Effect of ionic Fe(III) doping on montmorillonite for photocatalytic reduction of Cr(VI) in wastewater

Abstract

The potential photocatalytic activity of Mt (montmorillonite) after Fe(III) doping was measured for the photocatalytic remediation of hexavalent chromium (Cr(VI)). Mt was modified with Fe(III) at pH = 2 with IAP ≤ 1.5 ∙ 10–38 <Ksp(Fe(OH)3) = 6.0 ∙ 10 -38 to prevent the precipitation of Fe(OH)3. Doped ionic Fe(III) was located mainly in the interlayer space but presented partially on the Mt layers. XRD, FTIR, XPS and XANES/EXAFS analyses suggested that Fe(III) should exist in the cationic form. The photocatalytic characterization of the obtained Fe/ Mt suggests that Mt gained photocatalytic activity after Fe(III) ion doping. The photocatalytic transformation of Cr(VI) to harmless trivalent chromium (Cr(III)) on Fe/ Mt was also dominated by Fe(III) doping on the Mt interlayer and Mt aluminosilicate layers.
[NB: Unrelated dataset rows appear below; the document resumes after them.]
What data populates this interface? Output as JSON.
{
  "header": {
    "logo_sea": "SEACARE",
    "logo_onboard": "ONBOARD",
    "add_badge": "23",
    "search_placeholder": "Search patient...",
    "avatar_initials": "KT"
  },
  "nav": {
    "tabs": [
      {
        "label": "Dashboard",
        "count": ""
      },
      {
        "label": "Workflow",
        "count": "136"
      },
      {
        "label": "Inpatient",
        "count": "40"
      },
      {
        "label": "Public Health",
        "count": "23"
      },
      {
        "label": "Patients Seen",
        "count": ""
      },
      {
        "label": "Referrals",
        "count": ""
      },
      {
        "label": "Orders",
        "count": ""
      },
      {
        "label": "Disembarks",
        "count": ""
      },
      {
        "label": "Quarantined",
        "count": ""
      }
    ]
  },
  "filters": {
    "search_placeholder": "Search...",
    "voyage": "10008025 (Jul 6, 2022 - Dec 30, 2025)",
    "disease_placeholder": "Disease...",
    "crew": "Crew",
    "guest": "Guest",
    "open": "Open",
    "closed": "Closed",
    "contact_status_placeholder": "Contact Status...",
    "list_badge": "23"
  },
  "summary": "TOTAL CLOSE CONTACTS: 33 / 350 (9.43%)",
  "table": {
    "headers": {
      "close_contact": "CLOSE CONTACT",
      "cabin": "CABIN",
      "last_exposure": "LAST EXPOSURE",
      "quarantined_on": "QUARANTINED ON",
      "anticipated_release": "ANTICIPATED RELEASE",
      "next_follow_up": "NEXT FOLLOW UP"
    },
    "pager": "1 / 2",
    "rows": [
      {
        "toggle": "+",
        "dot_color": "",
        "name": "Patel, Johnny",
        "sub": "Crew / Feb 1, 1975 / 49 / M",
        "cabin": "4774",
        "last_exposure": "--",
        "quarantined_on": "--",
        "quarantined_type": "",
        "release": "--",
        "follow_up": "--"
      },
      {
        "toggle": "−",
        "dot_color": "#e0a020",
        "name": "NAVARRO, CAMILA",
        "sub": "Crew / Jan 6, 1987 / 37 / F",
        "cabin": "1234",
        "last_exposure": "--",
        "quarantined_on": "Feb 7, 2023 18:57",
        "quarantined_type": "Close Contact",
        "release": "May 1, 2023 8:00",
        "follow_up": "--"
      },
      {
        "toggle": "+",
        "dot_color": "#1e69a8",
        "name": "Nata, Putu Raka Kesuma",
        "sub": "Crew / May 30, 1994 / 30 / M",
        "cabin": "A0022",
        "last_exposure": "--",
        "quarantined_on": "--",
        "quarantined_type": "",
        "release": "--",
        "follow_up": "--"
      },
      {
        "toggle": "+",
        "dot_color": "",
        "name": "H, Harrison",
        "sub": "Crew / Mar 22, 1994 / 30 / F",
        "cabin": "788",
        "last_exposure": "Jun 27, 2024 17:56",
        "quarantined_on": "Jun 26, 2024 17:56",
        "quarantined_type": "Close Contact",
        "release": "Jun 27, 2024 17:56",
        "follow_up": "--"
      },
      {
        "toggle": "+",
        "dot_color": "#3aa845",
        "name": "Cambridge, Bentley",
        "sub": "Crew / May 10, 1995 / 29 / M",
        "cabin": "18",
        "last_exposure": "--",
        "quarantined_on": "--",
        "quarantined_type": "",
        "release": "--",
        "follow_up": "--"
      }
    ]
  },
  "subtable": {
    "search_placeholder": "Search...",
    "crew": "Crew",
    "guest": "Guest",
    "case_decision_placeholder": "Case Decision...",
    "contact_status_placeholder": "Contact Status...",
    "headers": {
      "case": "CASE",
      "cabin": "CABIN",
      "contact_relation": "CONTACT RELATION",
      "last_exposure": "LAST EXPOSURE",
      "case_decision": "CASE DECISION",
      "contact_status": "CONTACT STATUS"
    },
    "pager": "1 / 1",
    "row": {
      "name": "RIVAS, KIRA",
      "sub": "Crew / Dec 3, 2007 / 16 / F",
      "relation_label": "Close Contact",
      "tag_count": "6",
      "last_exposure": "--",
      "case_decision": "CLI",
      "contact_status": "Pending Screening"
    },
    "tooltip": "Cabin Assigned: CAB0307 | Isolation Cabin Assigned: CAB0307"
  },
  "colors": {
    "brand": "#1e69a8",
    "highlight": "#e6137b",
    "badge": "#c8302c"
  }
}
Higher Fe(III) doping correlated with higher photocatalytic efficiency with the Fe(III) adsorbed on Mt at a ratio lower than 0.274 mmol/g. A further intercalation of Fe(III) reduced the photocatalytic efficiency, which could be attributed to the excess Fe(III) providing a recombination state for the electrons, trapping the electrons from the Cr(VI) reduction, and the extra Fe(III) overlapping with the active sites receiving irradiation. Based on the characterization and photocatalytic activity test, the mechanism of the photocatalytic property of Fe(III)-doped Mt was revealed for the first time. The new Fermi level formed between the forbidden bands narrowed the band gap of Mt, endowing the Mt with photocatalytic activity. This finding may contribute to explaining the role of Fe/ Mt in Fe/ Mt-based photocatalytic composites.